Creating a Docker image for running CUDA and llama.cpp
- Installed nvidia-container toolkit
- Create Dockerfile based on examples and edit as needed
- Edited Dockerfile so CUDA and Ubuntu versions matched local system
Install nvidia-container-toolkit
sudo wget -qO /etc/apt/keyrings/nvidia-container-toolkit.asc https://nvidia.github.io/libnvidia-container/gpgkey
echo "deb [signed-by=/etc/apt/keyrings/nvidia-container-toolkit.asc] https://nvidia.github.io/libnvidia-container/stable/deb/amd64 /" | sudo tee /etc/apt/sources.list.d/nvidia-container-toolkit.list
sudo apt install -y nvidia-container-toolkit
sudo service docker restart
Verify toolkit install
Run a sample image to check status. 8.6 is NVIDIAs identifier for compute capability: card used, features available, etc
docker run -it --rm --gpus all nvcr.io/nvidia/k8s/cuda-sample:nbody nbody -gpu -benchmark
> Windowed mode
> Simulation data stored in video memory
> Single precision floating point simulation
> 1 Devices used for simulation
GPU Device 0: "Ampere" with compute capability 8.6
> Compute 8.6 CUDA device: [NVIDIA GeForce RTX 3060]
28672 bodies, total time for 10 iterations: 22.530 ms
= 364.883 billion interactions per second
= 7297.664 single-precision GFLOP/s at 20 flops per interaction
Edit Dockerfile
Run "cat /etc/*release" to get Ubuntu version and nvidia-smi to see CUDA version.

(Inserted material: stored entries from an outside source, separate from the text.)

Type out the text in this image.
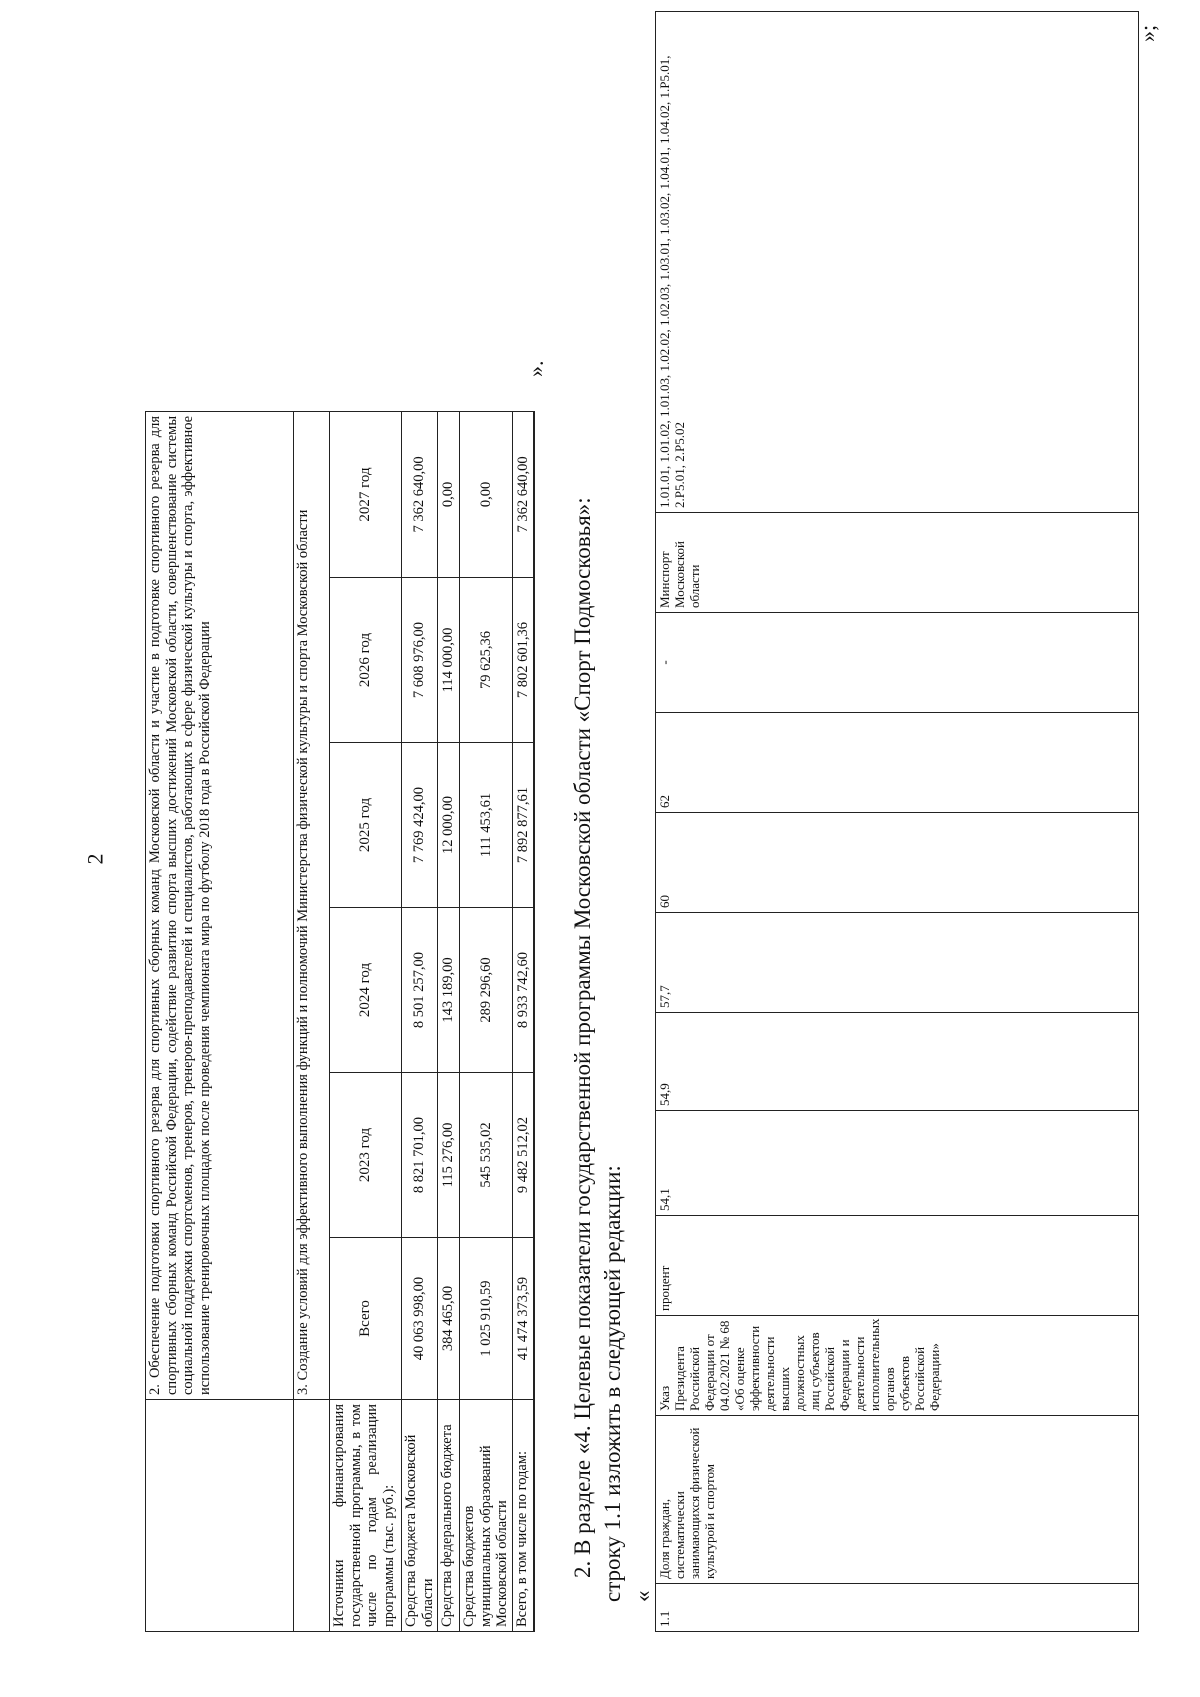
2
		2. Обеспечение подготовки спортивного резерва для спортивных сборных команд Московской области и участие в подготовке спортивного резерва для спортивных сборных команд Российской Федерации, содействие развитию спорта высших достижений Московской области, совершенствование системы социальной поддержки спортсменов, тренеров, тренеров-преподавателей и специалистов, работающих в сфере физической культуры и спорта, эффективное использование тренировочных площадок после проведения чемпионата мира по футболу 2018 года в Российской Федерации					
	3. Создание условий для эффективного выполнения функций и полномочий Министерства физической культуры и спорта Московской области					
Источники финансирования государственной программы, в том числе по годам реализации программы (тыс. руб.):	Всего	2023 год	2024 год	2025 год	2026 год	2027 год
Средства бюджета Московской области	40 063 998,00	8 821 701,00	8 501 257,00	7 769 424,00	7 608 976,00	7 362 640,00
Средства федерального бюджета	384 465,00	115 276,00	143 189,00	12 000,00	114 000,00	0,00
Средства бюджетов муниципальных образований Московской области	1 025 910,59	545 535,02	289 296,60	111 453,61	79 625,36	0,00
Всего, в том числе по годам:	41 474 373,59	9 482 512,02	8 933 742,60	7 892 877,61	7 802 601,36	7 362 640,00
».

2. В разделе «4. Целевые показатели государственной программы Московской области «Спорт Подмосковья»: строку 1.1 изложить в следующей редакции: «

1.1	Доля граждан, систематически занимающихся физической культурой и спортом	Указ Президента Российской Федерации от 04.02.2021 № 68 «Об оценке эффективности деятельности высших должностных лиц субъектов Российской Федерации и деятельности исполнительных органов субъектов Российской Федерации»	процент	54,1	54,9	57,7	60	62	-	Минспорт Московской области	1.01.01, 1.01.02, 1.01.03, 1.02.02, 1.02.03, 1.03.01, 1.03.02, 1.04.01, 1.04.02, 1.P5.01, 2.P5.01, 2.P5.02
»;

Then edit Dockerfile. Working version below but haven't cleaned up into final version.
# Use a base image with CUDA 12.9 and Ubuntu 24.04
FROM nvidia/cuda:12.9.0-devel-ubuntu24.04
# Set environment variables
ENV DEBIAN_FRONTEND=noninteractive
ENV PATH="/usr/local/cuda-12.9/bin:${PATH}"
ENV LD_LIBRARY_PATH="/usr/local/cuda-12.9/lib64:${LD_LIBRARY_PATH}"
ENV CUDACXX="/usr/local/cuda-12.9/bin/nvcc"
# Update and install necessary packages
RUN apt-get update && apt-get install -y \
build-essential \
git \
cmake \
curl libcurl4-openssl-dev \
libssl-dev \
python3 \
python3-pip \
&& rm -rf /var/lib/apt/lists/*
# Clone llama.cpp repository
WORKDIR /app
RUN git clone --recursive https://github.com/ggerganov/llama.cpp.git
# Build llama.cpp with CUDA support
WORKDIR /app/llama.cpp
RUN cmake -B build -DGGML_NATIVE=OFF -DGGML_CUDA=ON -DGGML_BACKEND_DL=ON -DGGML_CPU_ALL_VARIANTS=ON -DLLAMA_BUILD_TESTS=OFF ${CMAKE_ARGS} -DCMAKE_EXE_LINKER_FLAGS=-Wl,--allow-shlib-undefined .
RUN cmake --build build --config Release -j$(nproc)